Neither of them ever graced the stage of the Metropolitan Opera, and here they tear through the Gioconda duet and demonstrate the importance of well-developed registers.
La Grunowa agrees:
https://www.youtube.com/watch?v=6zj6TRX1qWE
Ebe Stignani never made it to the Met. Yes, World War II intervened, and she claims in the Rasponi book that the timing was bad and also implies she was never asked as she should have been.
She also claimed in the late 1940s she was performing regularly and happily on the concert/recital circuit in America (an acquaintance of mine heard her in Orchestra Hall in Chicago and she blew the roof off of the place and also sang soprano arias, including “Or sai chi l’onore”!). But for goodness’s sake, the Met (and Toscanini in his NBC performance of Aida — instead, we were subjected to the bizarre casting of the mealy-mouthed Eva Gustavson as Amneris) really needed her.

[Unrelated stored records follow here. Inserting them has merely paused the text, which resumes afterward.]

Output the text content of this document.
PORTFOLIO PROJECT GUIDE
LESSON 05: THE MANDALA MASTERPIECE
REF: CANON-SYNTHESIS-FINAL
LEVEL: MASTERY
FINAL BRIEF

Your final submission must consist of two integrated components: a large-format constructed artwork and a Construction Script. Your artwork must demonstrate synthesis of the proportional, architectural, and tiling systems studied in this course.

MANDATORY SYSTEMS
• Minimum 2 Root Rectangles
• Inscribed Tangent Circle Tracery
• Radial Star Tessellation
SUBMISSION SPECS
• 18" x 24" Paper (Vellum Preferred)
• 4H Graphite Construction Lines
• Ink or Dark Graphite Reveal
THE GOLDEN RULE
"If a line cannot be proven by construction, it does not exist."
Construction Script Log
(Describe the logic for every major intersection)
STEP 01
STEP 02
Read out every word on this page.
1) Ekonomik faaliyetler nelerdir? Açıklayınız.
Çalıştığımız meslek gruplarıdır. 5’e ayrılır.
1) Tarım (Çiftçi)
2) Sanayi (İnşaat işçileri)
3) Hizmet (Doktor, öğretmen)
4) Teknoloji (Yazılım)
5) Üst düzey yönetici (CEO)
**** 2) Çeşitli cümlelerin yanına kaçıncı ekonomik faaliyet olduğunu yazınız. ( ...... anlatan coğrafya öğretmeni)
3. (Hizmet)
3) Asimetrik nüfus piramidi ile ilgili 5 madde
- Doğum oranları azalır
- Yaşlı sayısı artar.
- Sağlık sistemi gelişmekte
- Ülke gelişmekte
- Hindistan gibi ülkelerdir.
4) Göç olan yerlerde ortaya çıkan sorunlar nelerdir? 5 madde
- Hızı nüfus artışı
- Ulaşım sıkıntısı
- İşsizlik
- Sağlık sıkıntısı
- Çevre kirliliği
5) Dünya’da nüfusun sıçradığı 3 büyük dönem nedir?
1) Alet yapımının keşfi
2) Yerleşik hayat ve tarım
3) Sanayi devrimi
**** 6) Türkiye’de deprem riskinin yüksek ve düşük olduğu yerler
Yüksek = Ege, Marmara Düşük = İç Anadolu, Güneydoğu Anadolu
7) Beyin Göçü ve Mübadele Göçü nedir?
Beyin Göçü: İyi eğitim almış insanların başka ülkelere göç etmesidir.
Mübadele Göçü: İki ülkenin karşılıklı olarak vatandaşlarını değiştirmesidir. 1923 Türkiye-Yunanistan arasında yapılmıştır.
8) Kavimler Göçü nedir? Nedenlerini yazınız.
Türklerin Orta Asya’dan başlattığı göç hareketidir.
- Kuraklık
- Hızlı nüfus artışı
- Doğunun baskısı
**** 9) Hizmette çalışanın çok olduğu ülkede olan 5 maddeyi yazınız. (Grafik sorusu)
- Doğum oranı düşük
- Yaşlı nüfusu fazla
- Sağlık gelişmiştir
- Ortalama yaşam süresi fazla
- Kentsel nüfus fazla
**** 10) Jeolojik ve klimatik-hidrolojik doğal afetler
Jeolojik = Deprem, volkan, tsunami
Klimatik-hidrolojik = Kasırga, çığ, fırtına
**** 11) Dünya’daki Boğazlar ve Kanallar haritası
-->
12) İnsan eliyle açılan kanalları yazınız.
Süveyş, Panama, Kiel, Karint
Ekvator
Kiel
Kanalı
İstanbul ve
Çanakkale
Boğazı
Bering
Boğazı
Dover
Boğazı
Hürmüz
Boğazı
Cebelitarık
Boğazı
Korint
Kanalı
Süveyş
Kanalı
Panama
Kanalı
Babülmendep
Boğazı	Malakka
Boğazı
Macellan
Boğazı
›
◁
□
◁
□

Maybe they were used to more glamorous mezzi like Stevens or Swarthout, but in the dramatic mezzo repertoire, Castagna retired and Elmo’s top was already disintegrating. And maybe they were used to soprani as Santuzza as well (Milanov, Roman et al.). And the young, vibrant Fedora Barbieri was certainly a rival, but her extreme top notes were already flatting.